Now, we have all seen those innocent-sounding claims by the tech giants that they only record your conversations for quality assurance purposes. Right.
The prospect of such intrusive spying devices being used to aid—or destroy—political candidates makes me fear what could happen come November of 2020.
If you trust people grasping for power to not use every tool at their advantage in an effort to further their goals, then you have more faith in human nature than I do.
One of the most disturbing trends Diamandis mentions is digital avatars becoming photorealistic and fully programmable.
Thus, people will be able to “full manipulate photorealistic avatars of candidates to say, well . . . anything.”

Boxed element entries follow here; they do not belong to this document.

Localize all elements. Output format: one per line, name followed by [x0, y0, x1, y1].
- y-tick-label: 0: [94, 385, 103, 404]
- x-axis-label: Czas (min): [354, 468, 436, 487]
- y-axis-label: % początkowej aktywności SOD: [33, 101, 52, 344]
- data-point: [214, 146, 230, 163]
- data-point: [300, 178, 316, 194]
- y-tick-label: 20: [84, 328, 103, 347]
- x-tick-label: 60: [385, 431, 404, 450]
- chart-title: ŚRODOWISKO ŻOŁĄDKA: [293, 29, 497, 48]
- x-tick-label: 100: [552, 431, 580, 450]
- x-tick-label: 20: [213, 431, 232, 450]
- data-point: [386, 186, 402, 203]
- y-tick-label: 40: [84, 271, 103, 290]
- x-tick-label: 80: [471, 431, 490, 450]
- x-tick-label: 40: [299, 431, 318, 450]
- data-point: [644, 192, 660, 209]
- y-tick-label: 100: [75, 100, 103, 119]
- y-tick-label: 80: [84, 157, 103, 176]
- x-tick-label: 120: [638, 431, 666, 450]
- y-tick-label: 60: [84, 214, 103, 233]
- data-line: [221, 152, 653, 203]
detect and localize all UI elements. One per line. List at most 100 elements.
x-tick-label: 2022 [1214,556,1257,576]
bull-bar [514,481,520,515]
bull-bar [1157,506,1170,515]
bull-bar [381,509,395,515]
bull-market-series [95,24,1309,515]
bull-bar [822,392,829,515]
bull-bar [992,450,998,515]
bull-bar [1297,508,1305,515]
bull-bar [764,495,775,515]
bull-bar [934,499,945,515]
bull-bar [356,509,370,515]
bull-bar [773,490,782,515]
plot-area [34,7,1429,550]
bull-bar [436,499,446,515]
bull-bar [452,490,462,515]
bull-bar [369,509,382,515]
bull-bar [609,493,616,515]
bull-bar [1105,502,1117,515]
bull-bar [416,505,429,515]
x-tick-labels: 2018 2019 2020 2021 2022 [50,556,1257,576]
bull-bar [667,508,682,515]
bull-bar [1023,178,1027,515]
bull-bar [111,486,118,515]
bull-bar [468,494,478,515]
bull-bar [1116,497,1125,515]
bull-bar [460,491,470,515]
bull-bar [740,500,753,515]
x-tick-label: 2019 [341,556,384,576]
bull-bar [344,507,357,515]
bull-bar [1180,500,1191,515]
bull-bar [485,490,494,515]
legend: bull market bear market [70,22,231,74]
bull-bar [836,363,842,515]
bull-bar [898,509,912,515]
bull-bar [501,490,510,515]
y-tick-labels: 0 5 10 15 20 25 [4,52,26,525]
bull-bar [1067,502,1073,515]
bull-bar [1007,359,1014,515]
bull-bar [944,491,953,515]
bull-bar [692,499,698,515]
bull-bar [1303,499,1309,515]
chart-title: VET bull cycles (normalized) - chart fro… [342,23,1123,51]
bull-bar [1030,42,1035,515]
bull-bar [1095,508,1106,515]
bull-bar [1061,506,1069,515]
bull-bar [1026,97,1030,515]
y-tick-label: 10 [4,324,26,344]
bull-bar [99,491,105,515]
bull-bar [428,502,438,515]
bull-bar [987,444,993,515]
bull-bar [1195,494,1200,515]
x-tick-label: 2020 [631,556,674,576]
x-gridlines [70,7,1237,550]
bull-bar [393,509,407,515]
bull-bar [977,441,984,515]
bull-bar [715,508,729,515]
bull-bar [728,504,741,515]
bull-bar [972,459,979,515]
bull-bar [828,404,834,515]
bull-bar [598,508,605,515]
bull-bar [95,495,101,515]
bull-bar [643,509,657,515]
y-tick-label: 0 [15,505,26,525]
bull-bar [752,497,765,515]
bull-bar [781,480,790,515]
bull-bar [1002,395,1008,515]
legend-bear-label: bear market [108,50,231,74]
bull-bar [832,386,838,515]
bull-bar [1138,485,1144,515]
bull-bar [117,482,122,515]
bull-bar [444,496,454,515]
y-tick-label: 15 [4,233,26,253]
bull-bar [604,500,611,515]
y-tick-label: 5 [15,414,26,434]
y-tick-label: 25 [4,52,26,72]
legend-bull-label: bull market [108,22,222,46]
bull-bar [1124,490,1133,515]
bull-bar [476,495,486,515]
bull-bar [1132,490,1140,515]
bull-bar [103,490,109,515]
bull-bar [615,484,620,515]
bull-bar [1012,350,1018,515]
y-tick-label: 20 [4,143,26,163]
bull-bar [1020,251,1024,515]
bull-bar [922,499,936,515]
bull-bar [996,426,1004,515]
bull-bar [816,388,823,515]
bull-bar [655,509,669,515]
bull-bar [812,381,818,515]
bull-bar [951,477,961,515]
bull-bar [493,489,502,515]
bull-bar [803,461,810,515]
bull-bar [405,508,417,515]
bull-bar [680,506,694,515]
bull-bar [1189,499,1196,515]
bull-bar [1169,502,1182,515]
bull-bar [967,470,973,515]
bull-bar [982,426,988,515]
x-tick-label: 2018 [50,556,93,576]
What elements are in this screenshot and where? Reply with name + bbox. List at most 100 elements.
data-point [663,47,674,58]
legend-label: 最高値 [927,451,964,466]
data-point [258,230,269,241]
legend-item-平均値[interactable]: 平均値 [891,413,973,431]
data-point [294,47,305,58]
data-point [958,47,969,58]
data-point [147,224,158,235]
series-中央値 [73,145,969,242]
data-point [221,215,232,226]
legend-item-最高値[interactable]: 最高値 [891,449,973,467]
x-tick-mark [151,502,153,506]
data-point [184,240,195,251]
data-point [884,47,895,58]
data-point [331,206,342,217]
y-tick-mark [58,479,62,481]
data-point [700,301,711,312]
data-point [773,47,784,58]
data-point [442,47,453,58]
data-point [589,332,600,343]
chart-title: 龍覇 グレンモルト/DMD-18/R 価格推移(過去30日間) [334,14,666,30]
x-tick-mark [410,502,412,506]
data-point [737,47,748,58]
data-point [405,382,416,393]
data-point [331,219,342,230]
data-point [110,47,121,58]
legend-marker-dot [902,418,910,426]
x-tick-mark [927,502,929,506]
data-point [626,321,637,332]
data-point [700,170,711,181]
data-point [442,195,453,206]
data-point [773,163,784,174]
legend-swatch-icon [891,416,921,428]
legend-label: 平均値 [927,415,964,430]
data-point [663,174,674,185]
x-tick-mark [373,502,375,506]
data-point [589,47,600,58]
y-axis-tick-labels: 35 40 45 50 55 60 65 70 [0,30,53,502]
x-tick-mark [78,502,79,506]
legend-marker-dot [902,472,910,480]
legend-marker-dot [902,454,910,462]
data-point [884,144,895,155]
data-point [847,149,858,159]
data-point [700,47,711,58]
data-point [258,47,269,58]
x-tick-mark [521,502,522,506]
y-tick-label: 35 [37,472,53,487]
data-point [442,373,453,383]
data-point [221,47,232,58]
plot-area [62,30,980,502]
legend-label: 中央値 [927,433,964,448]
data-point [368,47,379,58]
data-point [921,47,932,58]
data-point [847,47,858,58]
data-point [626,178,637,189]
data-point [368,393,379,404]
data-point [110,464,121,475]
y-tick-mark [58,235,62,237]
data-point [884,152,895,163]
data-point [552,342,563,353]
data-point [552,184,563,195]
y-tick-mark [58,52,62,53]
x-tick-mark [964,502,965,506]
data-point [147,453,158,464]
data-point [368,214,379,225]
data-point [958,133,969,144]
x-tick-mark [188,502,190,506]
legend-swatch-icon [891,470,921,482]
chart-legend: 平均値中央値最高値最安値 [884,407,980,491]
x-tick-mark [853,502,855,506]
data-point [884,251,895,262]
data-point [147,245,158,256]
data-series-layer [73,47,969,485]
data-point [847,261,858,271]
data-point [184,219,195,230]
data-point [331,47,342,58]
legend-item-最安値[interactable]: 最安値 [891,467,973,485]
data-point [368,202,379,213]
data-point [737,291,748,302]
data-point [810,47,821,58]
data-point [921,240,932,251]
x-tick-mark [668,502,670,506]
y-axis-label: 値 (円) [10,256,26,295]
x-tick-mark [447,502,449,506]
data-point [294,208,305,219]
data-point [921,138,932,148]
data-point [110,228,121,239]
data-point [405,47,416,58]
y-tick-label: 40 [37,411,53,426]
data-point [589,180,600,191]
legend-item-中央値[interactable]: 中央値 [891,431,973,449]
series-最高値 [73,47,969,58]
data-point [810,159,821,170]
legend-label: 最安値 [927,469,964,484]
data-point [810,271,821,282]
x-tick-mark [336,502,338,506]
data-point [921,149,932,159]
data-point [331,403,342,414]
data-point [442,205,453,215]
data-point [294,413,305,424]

By way of example, in 2016 researchers at Stanford University were able to take videos of humans and manipulate their faces to match expressions of another person in the lab.
Come 2020, the devices are likely to be so advanced it will be nearly impossible to tell the real from the fake.
President Trump seems to label anything he considers unfavorable to his agenda “fake news,” just because it’s unflattering. Not always so.
Still, with the technological developments afoot, one’s BS meter has to be awfully sensitive these days to sort out truth from fiction.
“The bottom line is that the 2020 election is going to get personal,” Diamandis writes. “Imagine candidate advertisements that are so personalized that they are scary in their accuracy and timelessness.”
Ironically, this all could mean that the best way to determine what candidates are proposing and where they stand is through old-fashioned town hall meetings.
Even then, you may want to touch the candidates to make sure they are for real. Just ask for their permission first.